Taraflar arasında görülen davada;Davacılar, maliki oldukları 329 parsel sayılı taşınmaza, davalılar tarafından müdahale edildiğini ileri sürerek elatmanın önlenmesine, taşınmazın eski hale getirilmesine ve bu iş için gerekli masraflarının davalılardan tahsiline karar verilmesini istemişlerdir.Davalılardan Adem, açtığı geçit hakkı tesisi davasının sonucunun beklenmesi gerektiğini belirterek davanın reddini savunmuştur.Mahkemece, çekişme konusu taşınmaza davalı Adem"in elatmasının önlenmesine, davalı Suat"ın ise elatmasının önlenmesine, taşınmazın eski hale getirilmesine ve eski hale getirme bedelinin tahsiline, diğer davalı bakımından ise davanın reddine ilişkin verilen 24.10.2011 tarihli karar Dairece “... Davalı Adem yönünden elatmanın önlenmesine karar verilmiş olmasında bir isabetsizlik yoktur. Davalı Adem"in temyiz itirazları yerinde değildir. Somut olayda, çekişme konusu taşınmazın bir bölümünün asfaltlanmış yol olarak kullanıldığı, ancak bu yolun davalı Suat tarafından mı, yoksa başkaları tarafından mı açıldığı açıklığa kavuşturulmuş değildir.
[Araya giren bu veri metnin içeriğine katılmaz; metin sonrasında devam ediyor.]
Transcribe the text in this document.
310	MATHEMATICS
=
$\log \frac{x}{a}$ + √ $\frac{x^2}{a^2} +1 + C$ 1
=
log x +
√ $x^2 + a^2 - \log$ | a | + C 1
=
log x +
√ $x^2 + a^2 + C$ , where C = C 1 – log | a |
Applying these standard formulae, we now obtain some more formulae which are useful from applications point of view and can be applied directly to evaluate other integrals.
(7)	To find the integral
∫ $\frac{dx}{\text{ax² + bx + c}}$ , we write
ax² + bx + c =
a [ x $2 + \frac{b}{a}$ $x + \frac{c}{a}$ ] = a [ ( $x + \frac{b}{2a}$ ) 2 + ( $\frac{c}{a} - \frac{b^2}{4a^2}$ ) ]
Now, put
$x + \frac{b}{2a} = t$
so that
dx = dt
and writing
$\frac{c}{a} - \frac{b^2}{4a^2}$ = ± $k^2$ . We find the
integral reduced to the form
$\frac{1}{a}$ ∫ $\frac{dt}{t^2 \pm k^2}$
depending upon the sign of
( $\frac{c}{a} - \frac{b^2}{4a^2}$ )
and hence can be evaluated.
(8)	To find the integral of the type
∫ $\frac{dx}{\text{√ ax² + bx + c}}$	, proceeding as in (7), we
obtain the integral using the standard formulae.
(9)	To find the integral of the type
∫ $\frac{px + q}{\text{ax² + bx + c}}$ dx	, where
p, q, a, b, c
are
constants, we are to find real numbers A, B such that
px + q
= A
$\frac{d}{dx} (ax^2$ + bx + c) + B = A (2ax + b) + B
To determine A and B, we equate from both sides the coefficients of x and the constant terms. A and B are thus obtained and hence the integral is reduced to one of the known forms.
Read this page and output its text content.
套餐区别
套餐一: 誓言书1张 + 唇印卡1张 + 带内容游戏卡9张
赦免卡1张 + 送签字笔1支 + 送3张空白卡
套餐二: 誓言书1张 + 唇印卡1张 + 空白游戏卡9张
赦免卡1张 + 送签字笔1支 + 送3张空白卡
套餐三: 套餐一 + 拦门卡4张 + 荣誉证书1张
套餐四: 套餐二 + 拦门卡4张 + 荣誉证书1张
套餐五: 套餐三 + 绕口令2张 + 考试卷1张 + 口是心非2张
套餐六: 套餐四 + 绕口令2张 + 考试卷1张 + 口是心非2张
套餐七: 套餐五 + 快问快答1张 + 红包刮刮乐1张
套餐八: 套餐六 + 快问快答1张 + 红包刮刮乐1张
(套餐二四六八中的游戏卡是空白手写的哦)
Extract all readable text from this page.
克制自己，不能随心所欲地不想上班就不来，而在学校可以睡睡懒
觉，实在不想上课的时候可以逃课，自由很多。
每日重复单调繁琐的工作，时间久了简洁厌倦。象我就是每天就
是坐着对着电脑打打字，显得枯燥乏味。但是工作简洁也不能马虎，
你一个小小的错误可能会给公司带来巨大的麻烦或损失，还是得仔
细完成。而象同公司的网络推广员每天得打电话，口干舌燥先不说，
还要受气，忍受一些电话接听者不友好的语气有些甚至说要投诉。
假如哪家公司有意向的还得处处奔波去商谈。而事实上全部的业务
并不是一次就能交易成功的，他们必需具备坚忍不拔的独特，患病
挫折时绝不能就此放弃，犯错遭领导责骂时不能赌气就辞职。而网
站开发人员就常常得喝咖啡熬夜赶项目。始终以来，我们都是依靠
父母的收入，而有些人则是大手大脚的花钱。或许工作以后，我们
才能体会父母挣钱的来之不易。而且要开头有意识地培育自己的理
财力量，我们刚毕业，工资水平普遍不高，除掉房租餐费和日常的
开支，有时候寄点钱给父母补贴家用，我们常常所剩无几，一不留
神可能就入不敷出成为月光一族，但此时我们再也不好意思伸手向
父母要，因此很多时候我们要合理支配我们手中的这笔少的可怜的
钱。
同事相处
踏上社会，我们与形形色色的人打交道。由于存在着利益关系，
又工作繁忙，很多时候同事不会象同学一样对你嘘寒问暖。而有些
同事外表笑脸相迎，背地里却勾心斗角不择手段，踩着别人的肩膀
Hal böyle olunca, yerinde yeniden keşif yapılarak, tarafların bildirecekleri tanıklar da dinlenmek suretiyle çekişme konusu 329 parseldeki yolun davalı Suat tarafından açılıp açılmadığının saptanması, davalı Suat tarafından açıldığının belirlenmesi halinde elatmanın önlenmesi ve eski hale getirilmesine karar verilmesi, yolun başkaları tarafından açıldığı ancak davalı Suat tarafından da kullanıldığının saptanması halinde ise elatmanın önlenmesine karar verilmekle yetinilmesi gerekirken noksan soruşturma ile yazılı şekilde karar verilmiş olması yerinde değildir. Kabule göre de, eski hale getirme bedeli infaz aşamasında ortaya çıkacak olup, sadece eski hale getirilmesine karar verilmesi gerekirken, eski hale getirme bedelinin tahsiline de hükmedilmiş olması doğru değildir...” gerekçesiyle bozulmuş, mahkemece bozma ilamına uyularak yapılan yargılama sonunda davalı Suat bakımından açılan davanın kısmen kabulüne ile müdahalenin menine, eski hale getirme taleplerinin reddine, diğer yönlerden karar kesinleştiğinden yeniden hüküm kurulmasına yer olmadığına dair karar verilmiştir.Karar, davalı .......... vekili tarafından süresinde temyiz edilmiş olmakla; Tetkik Hakimi ......................nin raporu okundu,düşüncesi alındı.Dosya incelendi, gereği görüşülüp düşünüldü:
-KARAR-
Hükmüne uyulan bozma kararında, gösterildiği şekilde işlem yapılarak karar verilmiştir. Davalı Suat"ın temyiz itirazı yerinde değildir. Reddi ile usul ve yasaya ve bozma kararının gerekçelerine uygun olan hükmün ONANMASINA, aşağıda yazılı 640.95.-TL bakiye onama harcının temyiz eden davalıdan alınmasına, 30.11.2015 tarihinde oybirliğiyle karar verildi.